Focus: Atoms As Thermometers
Temperature measurement is crucial for many atomic physics experiments, but usually it’s measured for an entire cloud of atoms. Now researchers have taken the first steps toward micrometer-scale temperature measurements within an ultracold cloud. The team released a handful of “thermometer” cesium atoms into a cloud of rubidium and then measured the atoms’ temperature to learn the rubidium cloud's temperature. The team also used an array of closely spaced traps to observe the individual cesium atoms’ locations, a trick that could lead to spatially resolved temperature measurements.
Researchers studying Bose-Einstein condensates (BECs)—ultracold gases in their quantum ground states—have learned a lot about the rules of quantum mechanics for a large number of interacting particles in equilibrium. However, their understanding of nonequilibrium quantum behavior, such as the formation of vortices in a BEC, is still incomplete. These experiments depend on precise temperature measurements, but currently researchers can only accurately measure the whole gas at once. To learn about the finer details of the phenomena, they need to resolve thermal variations to within a micrometer, says Artur Widera of the University of Kaiserslautern in Germany.

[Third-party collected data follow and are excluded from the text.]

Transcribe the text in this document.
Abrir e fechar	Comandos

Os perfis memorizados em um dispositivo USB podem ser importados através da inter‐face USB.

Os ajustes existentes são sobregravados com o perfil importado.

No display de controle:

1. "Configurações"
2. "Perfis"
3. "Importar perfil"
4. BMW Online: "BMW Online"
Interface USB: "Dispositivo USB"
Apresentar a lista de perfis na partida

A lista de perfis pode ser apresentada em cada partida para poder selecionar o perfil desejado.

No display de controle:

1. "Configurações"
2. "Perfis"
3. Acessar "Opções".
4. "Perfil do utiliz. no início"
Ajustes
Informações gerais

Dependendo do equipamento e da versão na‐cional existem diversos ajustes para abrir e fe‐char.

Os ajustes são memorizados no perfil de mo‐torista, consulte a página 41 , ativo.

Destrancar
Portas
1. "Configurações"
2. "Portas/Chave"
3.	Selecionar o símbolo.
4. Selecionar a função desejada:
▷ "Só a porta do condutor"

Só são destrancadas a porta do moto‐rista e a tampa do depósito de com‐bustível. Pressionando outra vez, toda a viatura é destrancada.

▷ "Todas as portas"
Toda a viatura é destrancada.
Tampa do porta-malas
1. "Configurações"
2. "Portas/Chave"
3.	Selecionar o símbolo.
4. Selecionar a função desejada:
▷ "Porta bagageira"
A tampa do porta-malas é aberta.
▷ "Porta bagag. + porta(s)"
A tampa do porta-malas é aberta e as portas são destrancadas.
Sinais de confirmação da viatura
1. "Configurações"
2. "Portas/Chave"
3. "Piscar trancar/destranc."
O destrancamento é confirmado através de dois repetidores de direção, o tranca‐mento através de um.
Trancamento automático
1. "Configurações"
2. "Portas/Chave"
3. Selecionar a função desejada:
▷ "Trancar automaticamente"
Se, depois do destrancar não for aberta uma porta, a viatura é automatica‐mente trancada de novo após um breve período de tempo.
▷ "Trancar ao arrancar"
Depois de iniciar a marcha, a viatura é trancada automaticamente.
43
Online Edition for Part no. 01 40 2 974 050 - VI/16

The tricky part is finding a thermometer that the experimentalist can control precisely and locate with micrometer accuracy. Widera and his colleagues had previously studied the interaction of individual cesium atoms with ultracold rubidium gas, so they chose cesium as their thermometer for rubidium. “We can identify, control, and detect [cesium atoms] independent of the gas,” Widera says. The rubidium temperature can be measured by standard methods, as a check on the new technique.
The team started with about 6 cesium atoms in a trap at the edge of a second, larger trap containing 10,000 rubidium atoms near its center. The rubidium temperature was between 0.1 and 5 microkelvin. The team chose to use few cesium atoms to avoid changing the rubidium gas’s temperature when the two were mixed. Next, the researchers released the cesium, allowing it to be drawn toward the rubidium cloud. Some cesium atoms collided with the rubidium atoms, exchanging kinetic energy in a process called thermalization, while others flew right through the cloud. The team then briefly turned off the trap for up to 3 milliseconds. The number of atoms that escape during such a release-recapture procedure depends on the temperature. So the researchers counted the remaining cesium atoms—by detecting fluorescence in response to a laser pulse—and then compared their data with computer simulations to learn the temperature.

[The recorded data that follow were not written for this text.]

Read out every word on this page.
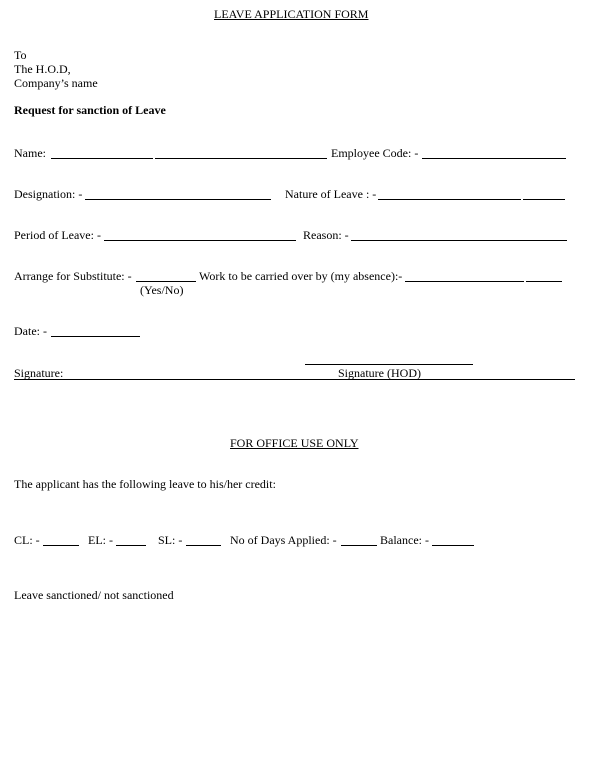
LEAVE APPLICATION FORM
To
The H.O.D,
Company’s name
Request for sanction of Leave
Name:	Employee Code: -
Designation: -	Nature of Leave : -
Period of Leave: -	Reason: -
Arrange for Substitute: -	Work to be carried over by (my absence):-
(Yes/No)
Date: -
Signature:	Signature (HOD)
FOR OFFICE USE ONLY
The applicant has the following leave to his/her credit:
CL: -	EL: -	SL: -	No of Days Applied: -	Balance: -
Leave sanctioned/ not sanctioned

However, to get an accurate temperature measurement, the researchers also needed to know the fraction of cesium atoms that had flown through the rubidium cloud without thermalizing with it. They used an array of traps (an optical lattice) spaced every 395 nanometers horizontally along the path between the two main traps to track the cesium atoms’ motion. The team ran the experiment many times, each time turning on the lattice at a different moment, freezing the atoms’ motion, and then imaging their positions with laser-induced fluorescence. They hope to use the optical lattice in the future to measure temperature with high spatial resolution.

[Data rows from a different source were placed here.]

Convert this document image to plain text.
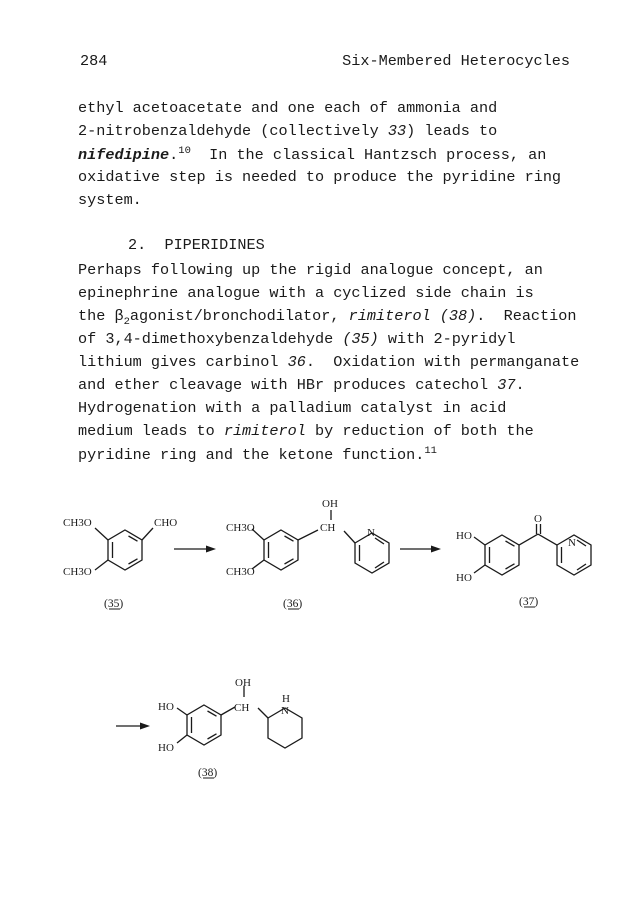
284	Six-Membered Heterocycles
ethyl acetoacetate and one each of ammonia and
2-nitrobenzaldehyde (collectively 33) leads to
nifedipine.$^{10}$  In the classical Hantzsch process, an
oxidative step is needed to produce the pyridine ring
system.
2.  PIPERIDINES
Perhaps following up the rigid analogue concept, an
epinephrine analogue with a cyclized side chain is
the $\beta_2agonist$/bronchodilator, rimiterol (38).  Reaction
of 3,4-dimethoxybenzaldehyde (35) with 2-pyridyl
lithium gives carbinol 36.  Oxidation with permanganate
and ether cleavage with HBr produces catechol 37.
Hydrogenation with a palladium catalyst in acid
medium leads to rimiterol by reduction of both the
pyridine ring and the ketone function.$^{11}$
CHO
CH3O
CH3O
(35)
OH
CH	N
CH3O
CH3O
(36)
O
N
HO
HO
(37)
OH
CH
H
N
HO
HO
(38)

Widera says that the team’s temperature measurement agreed with other experimental methods, which confirms that the cesium atoms work as thermometers and that the researchers can monitor their positions on the micrometer scale. He envisions future experiments where a rubidium BEC is prodded out of equilibrium, and cesium atoms would determine its temperature in a specific region with micrometer-scale resolution.
One limitation of the technique, says Jörg Schmiedmayer of the Vienna University of Technology, is that the experiment must be repeated many times to make a single temperature measurement, because so few cesium atoms are involved. Such repetition is common practice, but Schmiedmayer points out that it sacrifices potentially important details that are embedded in individual snapshots. However, he says that having many tools for studying these complicated nonequilibrium systems is necessary, and tinkering with a different technique could lead to important discoveries. “You might be able to learn about the local properties of a system in a different way,” Schmiedmayer says.
This research is published in Physical Review A.
Sophia Chen is a freelance science writer in Tucson, Arizona.